One-issue parties usually stay focused on one issue, like abortion, slavery, or alcohol.
Economic-protest parties are usually based in one region, protest certain economic conditions, and disappear when conditions improve.
Factional parties have split off of the Republicans and/or Democrats.
Minor parties have carried several states in Congressional elections or received a good chunk of the popular vote in presidential elections (i.e. the Populists or Eugene Debs and the Socialists), but they seldom caused the defeat of a party that they hoped to split (exception: Republicans and the “Bull Moose” Progressives in 1912, which enabled Woodrow Wilson to win the election).
It’s surprising that there haven’t been more minor parties, as the Civil Rights and the Anti-War movements of the 1960s failed to form a third party, as did the labor movement earlier in the century.

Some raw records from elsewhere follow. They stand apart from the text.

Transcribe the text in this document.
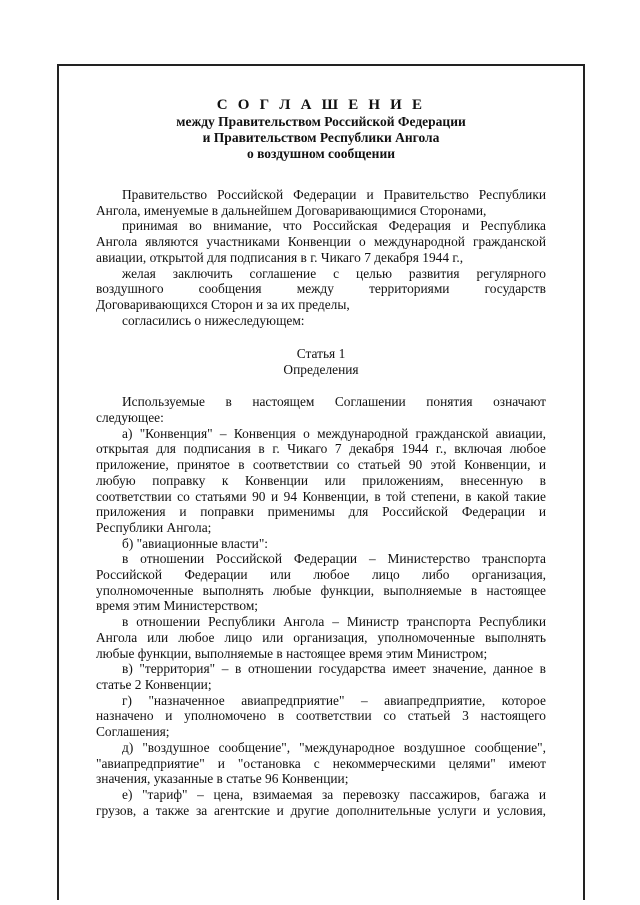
С О Г Л А Ш Е Н И Е

между Правительством Российской Федерации

и Правительством Республики Ангола

о воздушном сообщении

Правительство Российской Федерации и Правительство Республики

Ангола, именуемые в дальнейшем Договаривающимися Сторонами,

принимая во внимание, что Российская Федерация и Республика

Ангола являются участниками Конвенции о международной гражданской

авиации, открытой для подписания в г. Чикаго 7 декабря 1944 г.,

желая заключить соглашение с целью развития регулярного

воздушного сообщения между территориями государств

Договаривающихся Сторон и за их пределы,

согласились о нижеследующем:

Статья 1

Определения

Используемые в настоящем Соглашении понятия означают

следующее:

а) "Конвенция" – Конвенция о международной гражданской авиации,

открытая для подписания в г. Чикаго 7 декабря 1944 г., включая любое

приложение, принятое в соответствии со статьей 90 этой Конвенции, и

любую поправку к Конвенции или приложениям, внесенную в

соответствии со статьями 90 и 94 Конвенции, в той степени, в какой такие

приложения и поправки применимы для Российской Федерации и

Республики Ангола;

б) "авиационные власти":

в отношении Российской Федерации – Министерство транспорта

Российской Федерации или любое лицо либо организация,

уполномоченные выполнять любые функции, выполняемые в настоящее

время этим Министерством;

в отношении Республики Ангола – Министр транспорта Республики

Ангола или любое лицо или организация, уполномоченные выполнять

любые функции, выполняемые в настоящее время этим Министром;

в) "территория" – в отношении государства имеет значение, данное в

статье 2 Конвенции;

г) "назначенное авиапредприятие" – авиапредприятие, которое

назначено и уполномочено в соответствии со статьей 3 настоящего

Соглашения;

д) "воздушное сообщение", "международное воздушное сообщение",

"авиапредприятие" и "остановка с некоммерческими целями" имеют

значения, указанные в статье 96 Конвенции;

е) "тариф" – цена, взимаемая за перевозку пассажиров, багажа и

грузов, а также за агентские и другие дополнительные услуги и условия,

The Blacks were with the Republicans after the Civil War and with the Democrats after the New Deal, while antiwar protesters supported Democrats; labor unions have been w/ the Dem.’s.
This is because direct primaries and national conventions have made it possible for dissident elements of a major party to still have influence, unless they’re completely upset with things.
Some say that minor parties come up with ideas that major parties later adopt, but this isn’t necessarily true because FDR adopted Socialists ideas into the New Deal because parts of his own party threatened to leave if he did not do so; also, prohibition was adopted from the Anti-Saloon League, not the Prohibition Party.
The minor parties most successful in influencing the major parties have been the factional parties, since leaving a major party for sake of an issue sensitizes that issue.
Recently, Ross Perot’s Reform Party, or United We Stand America has been a strong 3rd party.
Nominating a President
Major parties must balance the desire to win the presidency and lead the nation with the need to compromise with extreme factions (perhaps hurting the party itself) to avoid having them leave.
In old days, when party leaders controlled or heavily influenced candidate selection, it was easy to ignore the extremists, but lately, with weakened leader control, it has been much harder.
Oddly, often, party delegates and candidates have different and sometimes opposite opinions and views from the normal party members (the public).
The main question is why certain elements of minority groups are represented at conventions, NOT why delegate and public opinion are so different.
Before, party leaders chose delegates, but after 1972, more and more primaries and caucuses, or meetings of party followers, occurred more often, thus letting people chose candidates who may or may not have the qualifications or the connection to the public as before.
Only the most dedicated members attend caucuses.
Delegates are no longer “in it for the money” or there to help their won re-election prospects, and today’s delegates tend to be issue-oriented activists.
Thus, they might not choose a candidate with similar views to the public, since they themselves don’t share similar views with the public; on the other hand, this new trend increases the chance for those with strong policy preferences to play a role in the party and decreases the chance that they will leave the party out of dissatisfaction.
Basically, since now, convention delegates are mostly ideological activists, the presidential nominating system has changed dramatically from what it was in the mid-1960s.
Parties versus Voters
In the past forty years, Democrats have usually won Congressional seats but lost presidential elections while the Republicans have usually won the presidency but not Congressional seats.
This is because the Democratic presidential candidate or the Republican Congressional candidate has usually NOT shared the same views as the public.
To win, a party simply has to present a candidate that shares similar opinions and views to the public, and in the long run, the desire to win will make one major party or another take that step.